Il avait promis qu’il reviendrait, et il tient parole. 35 ans après avoir marqué le cinéma de science-fiction, Terminator 2 : Le Jugement Dernier s’offre une nouvelle sortie en salle dans une version restaurée pensée pour les écrans les plus grands.
En 1991, James Cameron ne se contentait pas de donner une suite à Terminator. Il faisait exploser les limites du blockbuster avec des effets spéciaux alors jamais vus, des courses-poursuites et répliques devenues cultes, et un méchant capable de se liquéfier sous les yeux du public. Le T-800 va donc reprendre du service dans les salles françaises le 2 septembre, pour une ressortie mondiale qui ne mise pas seulement sur la nostalgie.
Le retour à une date symbolique pour Terminator 2
Cette ressortie n’a pas été calée au hasard. Aux États-Unis, Terminator 2 : Le Jugement Dernier sera projeté à partir du 28 août, soit la veille dudit « Jugement Dernier ». Car dans l’univers imaginé par James Cameron, le 29 août 2026 correspond au jour où Skynet, intelligence artificielle et principal antagoniste de la saga, déclenche une guerre nucléaire contre l’humanité.
Le rendez-vous du T-800 avec le public français est fixé au 2 septembre. Une date qui permettra de revoir le film dans des conditions bien différentes de celles d’un écran de télévision. Studiocanal organise cette opération avec Fathom Entertainment et Rialto Pictures, distributeurs respectivement spécialisés dans le cinéma « évènementiel » et patrimonial, chargés de la ressortie en salles.

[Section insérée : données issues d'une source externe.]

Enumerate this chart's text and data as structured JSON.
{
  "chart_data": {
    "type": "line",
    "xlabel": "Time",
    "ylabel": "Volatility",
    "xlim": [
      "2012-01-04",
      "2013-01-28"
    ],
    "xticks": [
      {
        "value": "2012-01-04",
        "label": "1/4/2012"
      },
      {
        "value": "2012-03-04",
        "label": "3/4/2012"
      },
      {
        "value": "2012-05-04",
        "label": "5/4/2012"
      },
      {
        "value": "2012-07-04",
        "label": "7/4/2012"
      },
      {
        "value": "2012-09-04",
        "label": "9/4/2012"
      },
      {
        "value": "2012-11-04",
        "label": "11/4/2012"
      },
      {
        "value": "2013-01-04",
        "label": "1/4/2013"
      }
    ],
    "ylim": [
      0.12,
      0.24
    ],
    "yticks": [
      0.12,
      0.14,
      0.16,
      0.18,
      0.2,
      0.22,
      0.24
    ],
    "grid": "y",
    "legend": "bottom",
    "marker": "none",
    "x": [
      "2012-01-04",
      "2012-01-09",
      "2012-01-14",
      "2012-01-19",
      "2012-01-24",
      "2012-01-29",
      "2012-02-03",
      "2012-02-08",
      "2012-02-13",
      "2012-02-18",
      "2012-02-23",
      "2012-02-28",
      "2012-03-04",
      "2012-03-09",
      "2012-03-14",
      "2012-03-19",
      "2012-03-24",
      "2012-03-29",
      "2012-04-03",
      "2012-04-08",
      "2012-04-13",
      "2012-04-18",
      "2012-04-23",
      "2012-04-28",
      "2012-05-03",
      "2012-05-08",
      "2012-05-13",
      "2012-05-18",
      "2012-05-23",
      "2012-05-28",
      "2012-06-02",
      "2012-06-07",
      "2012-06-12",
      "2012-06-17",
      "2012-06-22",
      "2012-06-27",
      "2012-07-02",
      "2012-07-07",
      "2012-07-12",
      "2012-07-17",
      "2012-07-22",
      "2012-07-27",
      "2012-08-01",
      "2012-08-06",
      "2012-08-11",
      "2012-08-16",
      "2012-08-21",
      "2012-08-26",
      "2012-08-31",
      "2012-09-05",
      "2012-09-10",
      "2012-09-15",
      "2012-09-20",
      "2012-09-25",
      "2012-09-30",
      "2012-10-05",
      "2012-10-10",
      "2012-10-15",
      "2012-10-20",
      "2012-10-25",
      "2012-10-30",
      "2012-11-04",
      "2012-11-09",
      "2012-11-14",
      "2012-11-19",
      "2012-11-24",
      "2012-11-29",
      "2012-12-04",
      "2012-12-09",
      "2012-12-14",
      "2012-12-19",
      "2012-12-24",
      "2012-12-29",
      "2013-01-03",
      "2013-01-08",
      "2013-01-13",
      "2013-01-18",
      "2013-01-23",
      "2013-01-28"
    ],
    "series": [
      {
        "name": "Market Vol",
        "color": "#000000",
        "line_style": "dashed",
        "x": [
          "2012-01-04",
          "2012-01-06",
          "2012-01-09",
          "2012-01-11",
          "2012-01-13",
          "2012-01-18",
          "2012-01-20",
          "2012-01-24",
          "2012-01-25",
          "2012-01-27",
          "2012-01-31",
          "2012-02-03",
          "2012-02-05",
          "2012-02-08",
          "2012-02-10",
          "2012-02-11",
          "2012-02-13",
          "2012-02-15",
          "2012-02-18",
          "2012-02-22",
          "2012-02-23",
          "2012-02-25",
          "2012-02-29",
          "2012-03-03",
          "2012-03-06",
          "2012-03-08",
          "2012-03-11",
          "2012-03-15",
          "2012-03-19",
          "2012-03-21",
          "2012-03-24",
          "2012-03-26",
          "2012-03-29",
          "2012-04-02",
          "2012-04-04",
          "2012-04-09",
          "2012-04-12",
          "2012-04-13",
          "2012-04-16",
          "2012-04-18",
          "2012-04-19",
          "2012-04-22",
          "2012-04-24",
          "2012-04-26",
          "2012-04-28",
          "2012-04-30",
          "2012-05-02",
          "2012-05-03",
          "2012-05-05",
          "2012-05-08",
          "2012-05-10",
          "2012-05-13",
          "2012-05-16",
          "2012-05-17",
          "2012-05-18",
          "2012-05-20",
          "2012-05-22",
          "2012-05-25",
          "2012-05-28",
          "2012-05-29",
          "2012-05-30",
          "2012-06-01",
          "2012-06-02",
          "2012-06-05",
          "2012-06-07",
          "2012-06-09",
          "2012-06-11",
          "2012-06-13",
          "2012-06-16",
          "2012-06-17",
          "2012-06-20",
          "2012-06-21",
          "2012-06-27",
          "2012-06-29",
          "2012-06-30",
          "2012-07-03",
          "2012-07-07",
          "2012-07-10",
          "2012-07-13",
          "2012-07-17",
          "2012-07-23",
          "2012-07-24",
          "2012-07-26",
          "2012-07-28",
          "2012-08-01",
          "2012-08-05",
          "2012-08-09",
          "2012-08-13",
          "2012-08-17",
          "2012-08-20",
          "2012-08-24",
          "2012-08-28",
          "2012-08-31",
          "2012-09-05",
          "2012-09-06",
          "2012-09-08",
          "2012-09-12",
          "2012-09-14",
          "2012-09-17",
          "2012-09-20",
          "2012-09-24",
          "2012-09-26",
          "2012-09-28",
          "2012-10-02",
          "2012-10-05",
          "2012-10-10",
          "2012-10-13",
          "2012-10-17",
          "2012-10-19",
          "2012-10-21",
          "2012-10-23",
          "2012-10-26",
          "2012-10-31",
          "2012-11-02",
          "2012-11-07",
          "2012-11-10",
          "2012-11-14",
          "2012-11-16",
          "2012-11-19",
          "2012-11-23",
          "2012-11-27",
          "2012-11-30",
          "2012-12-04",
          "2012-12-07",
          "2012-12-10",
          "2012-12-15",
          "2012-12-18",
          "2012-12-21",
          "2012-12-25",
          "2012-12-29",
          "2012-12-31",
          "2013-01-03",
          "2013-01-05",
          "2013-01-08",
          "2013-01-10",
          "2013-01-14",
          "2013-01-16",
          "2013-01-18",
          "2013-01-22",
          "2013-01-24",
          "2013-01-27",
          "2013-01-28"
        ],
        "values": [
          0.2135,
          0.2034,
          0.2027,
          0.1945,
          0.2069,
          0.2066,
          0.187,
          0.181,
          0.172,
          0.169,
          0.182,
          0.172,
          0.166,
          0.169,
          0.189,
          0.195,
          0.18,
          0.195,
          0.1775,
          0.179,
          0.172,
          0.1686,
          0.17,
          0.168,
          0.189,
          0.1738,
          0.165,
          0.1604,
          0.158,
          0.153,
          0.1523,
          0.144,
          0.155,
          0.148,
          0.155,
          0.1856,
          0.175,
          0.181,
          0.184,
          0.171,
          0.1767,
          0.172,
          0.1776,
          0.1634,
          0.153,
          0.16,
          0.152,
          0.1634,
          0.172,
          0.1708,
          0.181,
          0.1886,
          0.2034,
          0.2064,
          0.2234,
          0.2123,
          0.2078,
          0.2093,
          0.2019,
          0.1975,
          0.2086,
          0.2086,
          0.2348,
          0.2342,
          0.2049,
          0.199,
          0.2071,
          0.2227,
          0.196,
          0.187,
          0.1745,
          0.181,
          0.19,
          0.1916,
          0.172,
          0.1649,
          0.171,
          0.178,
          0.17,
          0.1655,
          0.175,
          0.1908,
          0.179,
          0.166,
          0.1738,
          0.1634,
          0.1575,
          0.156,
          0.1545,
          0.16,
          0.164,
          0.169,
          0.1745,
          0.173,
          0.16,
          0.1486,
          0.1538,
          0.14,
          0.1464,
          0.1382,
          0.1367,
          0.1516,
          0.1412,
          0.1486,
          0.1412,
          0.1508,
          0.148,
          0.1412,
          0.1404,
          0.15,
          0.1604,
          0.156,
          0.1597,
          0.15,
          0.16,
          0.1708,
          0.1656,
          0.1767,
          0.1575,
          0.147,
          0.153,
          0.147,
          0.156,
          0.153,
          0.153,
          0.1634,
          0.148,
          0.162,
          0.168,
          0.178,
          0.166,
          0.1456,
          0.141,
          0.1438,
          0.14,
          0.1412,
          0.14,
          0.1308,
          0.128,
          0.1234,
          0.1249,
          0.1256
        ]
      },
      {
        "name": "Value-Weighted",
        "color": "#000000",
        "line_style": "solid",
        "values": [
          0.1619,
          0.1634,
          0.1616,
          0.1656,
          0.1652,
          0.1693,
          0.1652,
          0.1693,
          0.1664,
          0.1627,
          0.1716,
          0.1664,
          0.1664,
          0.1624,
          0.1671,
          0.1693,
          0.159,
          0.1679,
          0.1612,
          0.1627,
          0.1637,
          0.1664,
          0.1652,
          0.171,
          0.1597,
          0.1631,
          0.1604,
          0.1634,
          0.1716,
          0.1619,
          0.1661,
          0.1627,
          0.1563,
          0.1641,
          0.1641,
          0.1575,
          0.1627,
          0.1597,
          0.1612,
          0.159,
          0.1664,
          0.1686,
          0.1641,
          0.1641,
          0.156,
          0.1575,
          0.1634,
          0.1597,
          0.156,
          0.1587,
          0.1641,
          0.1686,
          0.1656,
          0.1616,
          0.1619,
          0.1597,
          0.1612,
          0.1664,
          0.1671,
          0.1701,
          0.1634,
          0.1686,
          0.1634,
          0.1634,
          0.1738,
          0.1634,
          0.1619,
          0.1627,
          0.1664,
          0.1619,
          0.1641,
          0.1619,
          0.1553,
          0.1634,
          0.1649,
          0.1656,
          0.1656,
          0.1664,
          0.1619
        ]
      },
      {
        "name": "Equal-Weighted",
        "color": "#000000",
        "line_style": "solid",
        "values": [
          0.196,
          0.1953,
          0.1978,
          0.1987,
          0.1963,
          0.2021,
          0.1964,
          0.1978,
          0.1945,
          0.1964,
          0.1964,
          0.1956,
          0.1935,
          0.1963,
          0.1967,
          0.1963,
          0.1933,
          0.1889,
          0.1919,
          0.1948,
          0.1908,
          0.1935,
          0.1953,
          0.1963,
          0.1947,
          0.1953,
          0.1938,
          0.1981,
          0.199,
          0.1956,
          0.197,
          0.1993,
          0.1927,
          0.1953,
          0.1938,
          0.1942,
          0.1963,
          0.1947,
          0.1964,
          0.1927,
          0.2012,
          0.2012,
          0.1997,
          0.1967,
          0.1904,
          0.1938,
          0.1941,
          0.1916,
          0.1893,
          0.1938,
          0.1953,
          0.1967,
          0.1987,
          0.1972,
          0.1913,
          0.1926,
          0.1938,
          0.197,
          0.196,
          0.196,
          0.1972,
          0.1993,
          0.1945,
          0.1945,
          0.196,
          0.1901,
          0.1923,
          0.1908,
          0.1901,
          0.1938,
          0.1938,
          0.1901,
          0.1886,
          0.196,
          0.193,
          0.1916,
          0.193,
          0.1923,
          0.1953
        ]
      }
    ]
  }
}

Le long-métrage sera proposé dans une restauration 4K, avec une version RealD 3D qui s’appuie sur la restauration et conversion 3D réalisée par Studiocanal en 2017. Il ne s’agit donc pas d’une nouvelle suite, ni d’un montage inédit. Le but est plutôt de célébrer et faire découvrir un film conçu dès le départ pour les salles obscures, avec une ampleur visuelle et sonore difficile à retrouver chez soi :
Terminator 2 a été conçu pour les salles de cinéma, et notre version 3D, préparée avec le plus grand soin et de retour sur grand écran, est sans aucun doute la meilleure façon de découvrir le film. - James Cameron, via Studiocanal
«- Qui t’a envoyé ? - Toi. Trente-cinq après maintenant »
Sorti en 1991, Terminator 2 avait aussi réussi une évolution majeure par rapport au premier épisode. Le Terminator (Arnold Schwarzenegger) n’était plus le tueur implacable envoyé pour éliminer Sarah Connor (Linda Hamilton) : il devenait cette fois le protecteur de John Connor (Edward Furlong), futur chef de la résistance humaine. Une inversion simple sur le papier, mais qui donnait au film une dimension plus émotionnelle que son prédécesseur.
Si Terminator 2 reste aussi populaire, ce n’est pas uniquement grâce à ses répliques cultes ou à ses explosions. Le film avait surtout frappé les spectateurs avec le T-1000, incarné par Robert Patrick. Cet assassin venu du futur, composé de métal liquide, pouvait changer de forme, traverser des barreaux ou se reconstituer après avoir été touché.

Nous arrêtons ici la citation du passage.